Obstacles to success may include a strong attachment to the work or a belief that the work will not get done without the manager’s help.  Whatever the cause, if the problem is allowed to persist the manager will surely fail.  Taking the following steps can help leaders, from “working” supervisors to CEOs, find the time to manage more effectively so they can better serve their organizations. 

1.      Identify leadership tasks you should perform, and estimate how much time they will take for you to be effective.  As an example, a working supervisor might estimate that training, coaching, promoting teamwork, setting goals, monitoring performance, and scheduling workers would require three hours per day.  After setting your goal, use the following steps to extract the additional time you need for leadership from your existing workday.

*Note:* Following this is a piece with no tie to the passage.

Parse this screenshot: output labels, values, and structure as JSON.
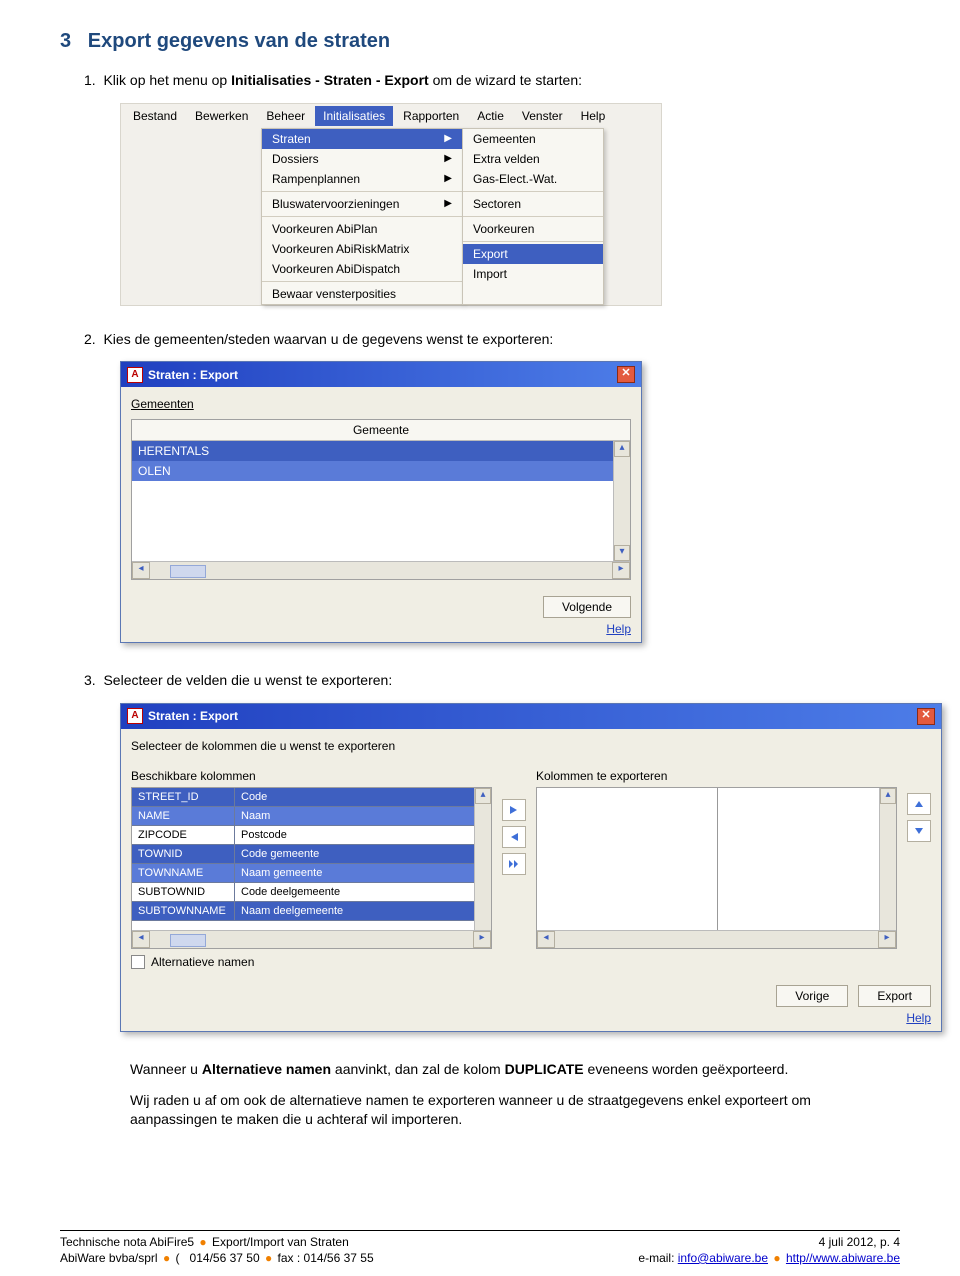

2.      Analyze how you currently spend your time.  How much time is spent leading versus doing?   What portion is truly value-added (time your customer would be willing to pay for)?  You need to thoroughly understand your current work habits in order to determine what you need to change.  I suggest using a watch that generates alarm signals at random intervals (vibrating is less disruptive) and recording what you are doing each time the alarm goes off. A couple weeks of data consisting of about 10 readings a day will help you better understand how your time is consumed.

3.      From your analysis, identify wasteful activities to eliminate.  Find ways to avoid unnecessary interruptions and distractions that consume precious time.  Steven Covey provides valuable advice about eliminating time-wasters and working on the right things in his book “The Seven Habits of Highly Effective People”.

4.      Identify value-added activities that can be delegated to others.  Managers often hesitate to delegate because they feel their people are already overloaded. The better solution is to delegate but help subordinates prioritize better, eliminate time-wasters, and improve efficiency.

5.      Look for ways to improve your efficiency.  Use the 80-20 rule to focus on the tasks that absorb the larger amounts of your time.   Solutions could include using technology better or improving the organization and efficiency of your own work area.  The possibilities are endless, and being creative is the key to success.

Following the above process will help leaders strike a more effective balance between working and managing.